Infine il caso di Fernando Caro, che durante il
processo venne fisicamente e psicologicamente vessato dal personale della
prigione e minacciato di morte dagli altri detenuti. Venne tenuto sotto stretta
sorveglianza per la preoccupazione di un suo possibile suicidio e gli furono
somministrati dei farmaci che gli causarono perdita di memoria, letargia,
depressione e psicosi. Lo psichiatra chiamato dalla corte non trovò niente di
meglio che consigliare all’imputato di suicidarsi. La sua richiesta di appello
che chiedeva la revisione delle decisioni del suo processo fu rifiutata per
motivi tecnici. Alla notizia del rifiuto della corte federale, Caro scrisse:
«Nella mia richiesta di appello c’erano molte cose che avrebbero messo in
discussione il giudizio che ho subito. Sono state raccolte molte prove che
avrebbero dimostrato la mia innocenza e c’erano anche degli esperti disponibili
a pronunciarsi in mio favore con dei test che mi avrebbero scagionato. Quando il
mio avvocato mi ha detto che la richiesta di appello era stata respinta, è
stato come ricevere uno schiaffo in piena faccia. Adesso sono qui, con la testa
stretta tra le mani, a cercare di convincermi che tutto questo non sia vero».

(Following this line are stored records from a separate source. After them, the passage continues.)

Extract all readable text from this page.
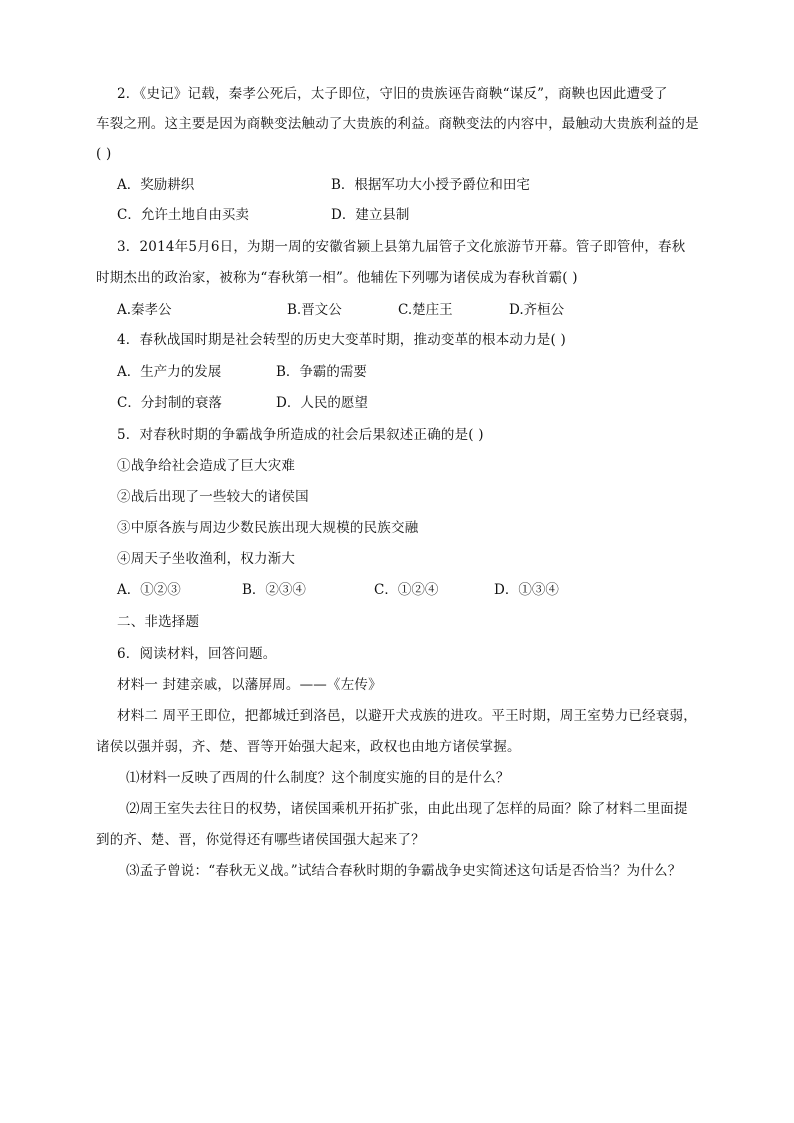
2．《史记》记载，秦孝公死后，太子即位，守旧的贵族诬告商鞅“谋反”，商鞅也因此遭受了
车裂之刑。这主要是因为商鞅变法触动了大贵族的利益。商鞅变法的内容中，最触动大贵族利益的是
( )
A．奖励耕织	B．根据军功大小授予爵位和田宅
C．允许土地自由买卖	D．建立县制
3．2014年5月6日，为期一周的安徽省颍上县第九届管子文化旅游节开幕。管子即管仲，春秋
时期杰出的政治家，被称为“春秋第一相”。他辅佐下列哪为诸侯成为春秋首霸( )
A.秦孝公	B.晋文公	C.楚庄王	D.齐桓公
4．春秋战国时期是社会转型的历史大变革时期，推动变革的根本动力是( )
A．生产力的发展	B．争霸的需要
C．分封制的衰落	D．人民的愿望
5．对春秋时期的争霸战争所造成的社会后果叙述正确的是( )
①战争给社会造成了巨大灾难
②战后出现了一些较大的诸侯国
③中原各族与周边少数民族出现大规模的民族交融
④周天子坐收渔利，权力渐大
A．①②③	B．②③④	C．①②④	D．①③④
二、非选择题
6．阅读材料，回答问题。
材料一 封建亲戚，以藩屏周。——《左传》
材料二 周平王即位，把都城迁到洛邑，以避开犬戎族的进攻。平王时期，周王室势力已经衰弱，
诸侯以强并弱，齐、楚、晋等开始强大起来，政权也由地方诸侯掌握。
⑴材料一反映了西周的什么制度？这个制度实施的目的是什么？
⑵周王室失去往日的权势，诸侯国乘机开拓扩张，由此出现了怎样的局面？除了材料二里面提
到的齐、楚、晋，你觉得还有哪些诸侯国强大起来了？
⑶孟子曾说：“春秋无义战。”试结合春秋时期的争霸战争史实简述这句话是否恰当？为什么？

Assieme a Ray Allen, Caro aveva un’intensa relazione epistolare con molte
persone in Italia, anche con molte classi scolastiche di alunni e studenti.

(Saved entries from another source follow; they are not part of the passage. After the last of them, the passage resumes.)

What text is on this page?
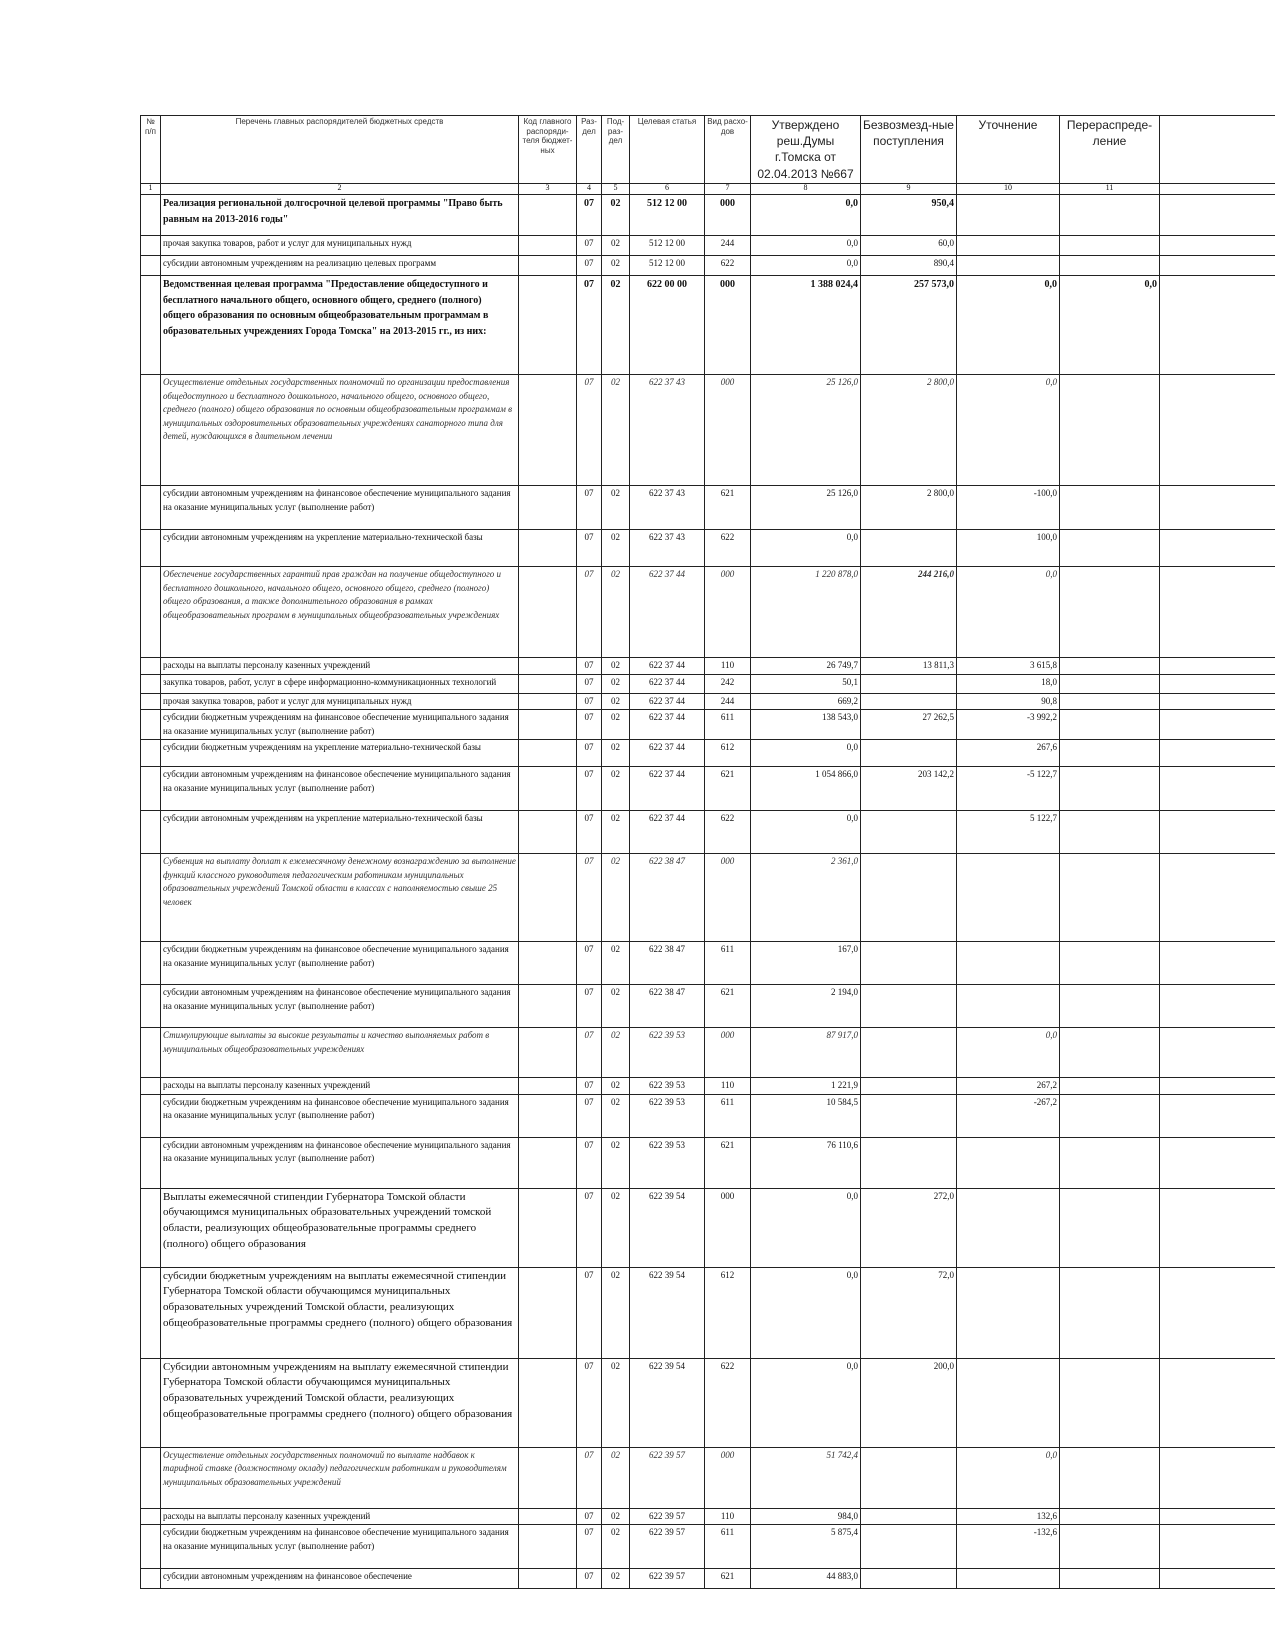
№ п/п	Перечень главных распорядителей бюджетных средств	Код главного распоряди-теля бюджет-ных	Раз-дел	Под-раз-дел	Целевая статья	Вид расхо-дов	Утверждено реш.Думы г.Томска от 02.04.2013 №667	Безвозмезд-ные поступления	Уточнение	Перераспреде-ление	
1	2	3	4	5	6	7	8	9	10	11	
	Реализация региональной долгосрочной целевой программы "Право быть равным на 2013-2016 годы"		07	02	512 12 00	000	0,0	950,4			
	прочая закупка товаров, работ и услуг для муниципальных нужд		07	02	512 12 00	244	0,0	60,0			
	субсидии автономным учреждениям на реализацию целевых программ		07	02	512 12 00	622	0,0	890,4			
	Ведомственная целевая программа "Предоставление общедоступного и бесплатного начального общего, основного общего, среднего (полного) общего образования по основным общеобразовательным программам в образовательных учреждениях Города Томска" на 2013-2015 гг., из них:		07	02	622 00 00	000	1 388 024,4	257 573,0	0,0	0,0	
	Осуществление отдельных государственных полномочий по организации предоставления общедоступного и бесплатного дошкольного, начального общего, основного общего, среднего (полного) общего образования по основным общеобразовательным программам в муниципальных оздоровительных образовательных учреждениях санаторного типа для детей, нуждающихся в длительном лечении		07	02	622 37 43	000	25 126,0	2 800,0	0,0		
	субсидии автономным учреждениям на финансовое обеспечение муниципального задания на оказание муниципальных услуг (выполнение работ)		07	02	622 37 43	621	25 126,0	2 800,0	-100,0		
	субсидии автономным учреждениям на укрепление материально-технической базы		07	02	622 37 43	622	0,0		100,0		
	Обеспечение государственных гарантий прав граждан на получение общедоступного и бесплатного дошкольного, начального общего, основного общего, среднего (полного) общего образования, а также дополнительного образования в рамках общеобразовательных программ в муниципальных общеобразовательных учреждениях		07	02	622 37 44	000	1 220 878,0	244 216,0	0,0		
	расходы на выплаты персоналу казенных учреждений		07	02	622 37 44	110	26 749,7	13 811,3	3 615,8		
	закупка товаров, работ, услуг в сфере информационно-коммуникационных технологий		07	02	622 37 44	242	50,1		18,0		
	прочая закупка товаров, работ и услуг для муниципальных нужд		07	02	622 37 44	244	669,2		90,8		
	субсидии бюджетным учреждениям на финансовое обеспечение муниципального задания на оказание муниципальных услуг (выполнение работ)		07	02	622 37 44	611	138 543,0	27 262,5	-3 992,2		
	субсидии бюджетным учреждениям на укрепление материально-технической базы		07	02	622 37 44	612	0,0		267,6		
	субсидии автономным учреждениям на финансовое обеспечение муниципального задания на оказание муниципальных услуг (выполнение работ)		07	02	622 37 44	621	1 054 866,0	203 142,2	-5 122,7		
	субсидии автономным учреждениям на укрепление материально-технической базы		07	02	622 37 44	622	0,0		5 122,7		
	Субвенция на выплату доплат к ежемесячному денежному вознаграждению за выполнение функций классного руководителя педагогическим работникам муниципальных образовательных учреждений Томской области в классах с наполняемостью свыше 25 человек		07	02	622 38 47	000	2 361,0				
	субсидии бюджетным учреждениям на финансовое обеспечение муниципального задания на оказание муниципальных услуг (выполнение работ)		07	02	622 38 47	611	167,0				
	субсидии автономным учреждениям на финансовое обеспечение муниципального задания на оказание муниципальных услуг (выполнение работ)		07	02	622 38 47	621	2 194,0				
	Стимулирующие выплаты за высокие результаты и качество выполняемых работ в муниципальных общеобразовательных учреждениях		07	02	622 39 53	000	87 917,0		0,0		
	расходы на выплаты персоналу казенных учреждений		07	02	622 39 53	110	1 221,9		267,2		
	субсидии бюджетным учреждениям на финансовое обеспечение муниципального задания на оказание муниципальных услуг (выполнение работ)		07	02	622 39 53	611	10 584,5		-267,2		
	субсидии автономным учреждениям на финансовое обеспечение муниципального задания на оказание муниципальных услуг (выполнение работ)		07	02	622 39 53	621	76 110,6				
	Выплаты ежемесячной стипендии Губернатора Томской области обучающимся муниципальных образовательных учреждений томской области, реализующих общеобразовательные программы среднего (полного) общего образования		07	02	622 39 54	000	0,0	272,0			
	субсидии бюджетным учреждениям на выплаты ежемесячной стипендии Губернатора Томской области обучающимся муниципальных образовательных учреждений Томской области, реализующих общеобразовательные программы среднего (полного) общего образования		07	02	622 39 54	612	0,0	72,0			
	Субсидии автономным учреждениям на выплату ежемесячной стипендии Губернатора Томской области обучающимся муниципальных образовательных учреждений Томской области, реализующих общеобразовательные программы среднего (полного) общего образования		07	02	622 39 54	622	0,0	200,0			
	Осуществление отдельных государственных полномочий по выплате надбавок к тарифной ставке (должностному окладу) педагогическим работникам и руководителям муниципальных образовательных учреждений		07	02	622 39 57	000	51 742,4		0,0		
	расходы на выплаты персоналу казенных учреждений		07	02	622 39 57	110	984,0		132,6		
	субсидии бюджетным учреждениям на финансовое обеспечение муниципального задания на оказание муниципальных услуг (выполнение работ)		07	02	622 39 57	611	5 875,4		-132,6		
	субсидии автономным учреждениям на финансовое обеспечение		07	02	622 39 57	621	44 883,0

Malgrado la malattia, l’età avanzata e un contesto terribile, Leonard
ancora resiste, ma James, Scotty, Domingo, Ray e Fernando sono tutti morti,
vittime di un tritacarne giudiziario per cui sembra valere ancora il vecchio
motto yankee: «l’unico indiano buono è l’indiano morto». In una lettera spedita
poco prima del suo decesso, Fernando Caro si augurava che «Se un giorno riuscirò
a uscire, libero da questa casa di ferro, passerò il resto della mia vita a
lottare contro la pena di morte, perché si può vivere, si può morire, ma
nessuno dovrebbe vivere aspettando di morire».